Mountain Made Dulcimer

Osborne A Telier: Building a Mountain Dulcimer

Folkcraft Instruments: Mountain Dulcimer Building Supplies - Plans And Instructions

Quazen: How to Make a Dulcimer

Howdy Ya Dewit: How to Tell if A Piece of Wood Will Make a Good Musical Instrument

Doug Sparling: Fret Calculator



  1. I really want to build one of these, I bookmarked your page, as well as all the links. Big thanks for the Fret calculator as well. Did you complete yours ?

  2. Creative idea. I want to build this Box Dulcimer.

  3. Love your description, specifically looked it up again to get some dimensions. Particularly wonder how the wood for the box is 23" long, the fretboard is 28" long, and the box is longer. Or did I miss it somewhere?

  4. You're right, that's confusing. The picture shows a dulcimer with an abbreviated fretboard. The design is for one with five extra inches for a headstock that extends beyond the box. I added a picture and some clarification. I like the extended headstock so you can use banjo or guitar tuners instead of friction pegs. I also added hyperlinks to places you can get things mentioned in the article. Good luck with your project.
    - Tom

  5. Your dulcimer appears to be 23" long.

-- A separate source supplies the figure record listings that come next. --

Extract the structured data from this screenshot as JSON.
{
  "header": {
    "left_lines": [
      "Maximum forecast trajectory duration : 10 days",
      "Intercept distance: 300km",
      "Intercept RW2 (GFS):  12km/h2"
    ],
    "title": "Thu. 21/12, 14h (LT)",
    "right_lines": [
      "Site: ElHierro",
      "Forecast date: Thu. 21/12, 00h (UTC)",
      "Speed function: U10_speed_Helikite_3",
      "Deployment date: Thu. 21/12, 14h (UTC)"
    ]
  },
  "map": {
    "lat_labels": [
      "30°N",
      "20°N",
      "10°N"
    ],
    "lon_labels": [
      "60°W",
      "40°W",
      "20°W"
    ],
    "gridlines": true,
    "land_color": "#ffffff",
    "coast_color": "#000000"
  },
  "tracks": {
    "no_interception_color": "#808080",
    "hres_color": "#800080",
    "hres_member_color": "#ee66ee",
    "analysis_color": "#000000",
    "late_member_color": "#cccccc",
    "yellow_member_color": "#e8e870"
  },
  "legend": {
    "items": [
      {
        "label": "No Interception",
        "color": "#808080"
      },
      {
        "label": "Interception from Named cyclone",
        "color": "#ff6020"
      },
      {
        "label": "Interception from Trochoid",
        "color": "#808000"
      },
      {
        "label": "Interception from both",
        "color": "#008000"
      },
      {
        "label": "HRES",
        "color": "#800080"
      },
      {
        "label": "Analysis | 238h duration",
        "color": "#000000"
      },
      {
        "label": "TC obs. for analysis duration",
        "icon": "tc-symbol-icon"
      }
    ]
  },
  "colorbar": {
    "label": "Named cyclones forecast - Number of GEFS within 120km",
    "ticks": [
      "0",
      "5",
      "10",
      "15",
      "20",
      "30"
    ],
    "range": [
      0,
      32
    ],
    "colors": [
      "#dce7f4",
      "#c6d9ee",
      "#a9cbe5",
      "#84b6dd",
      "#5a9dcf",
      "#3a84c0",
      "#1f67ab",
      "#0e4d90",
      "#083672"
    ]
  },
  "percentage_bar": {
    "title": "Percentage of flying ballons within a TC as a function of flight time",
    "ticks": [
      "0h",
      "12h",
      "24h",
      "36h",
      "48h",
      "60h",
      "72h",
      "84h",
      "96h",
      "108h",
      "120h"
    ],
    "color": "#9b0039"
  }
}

What is the VSL?

  6. I personally like the abbreviated fret board. So the box is 23"x6". Looks wider than that.

  7. The VSL is measured from the nut to the bridge. The vibrating string length rather depends on where you actually put the bridge and nut. That's part of the construction process and depends rather on what bridge and nut assembly you use. It can be 22 inches, 23 inches or somewhere between. Simply enter the VSL in the fret calculator and it will adjust your fret measurements accordingly. With the one I've linked to above, you can play around with the VSL till you get measurements you like and then set your bridge and nut. Remember that because dulcimers are not chromatic, they don't have every fret. The fret calculator tells you which ones to skip.

  8. The pictures are of wider box dulcimers. Six inches is adequate for this project. If you want a throatier sound, by all means make it wider. Put your own stamp on it. That's why you go to the trouble of making your own instruments. One of the most interesting homemade instruments I ever saw was made from a banjo neck and a bedpan. On this banjo, the pot was really a "pot".

  9. I'm interested in making one of these instuments and am currently drawing a plan using CAD. I can't quite work out step 5:

    Step 5
    Cut two bridges from hardwood. The one for the heel should be 1 ½ inches wide, 1 ¼ inches tall by ¼ inches thick. The second is 1/8 inch thick by 1 ½ inch by ¼ inch tall.

    Where exactly does this bridge fit? The photographs all seem to be of differently constructed instruments to the one described in the instructions.


  10. See my comment above about the VSL calculation. It allows you to play around with the distances from the nut to the bridge and adjusts the frets accordingly via the calculator. You can simply put the bridge where you want it and then set the fret spacing accordingly using the calculator. This will change the spacing of the frets. If you prefer a more standard fret spacing, just measure another dulcimer and copy it's string length. The fret calculator will lay out fret spacing to match.

    Sorry about the confusion. I showed a full and partial length fretboard. You can do it either way. If you use a partial lenght fretboard, you can cut a sound hole under where you strike the string and get a more guitar-like sound from the strings, especially if you build a larger sound box for it.

    Send pictures or drawings if you would. I'd love to post them here. - Tom

  11. Thank you for sharing your hard working experience. I would love to know if you have one you want to sell. I am looking for a box dulcimer. Do you? Is doesn't matter if it is used. Just in case you do, I am asking. Thank you very much.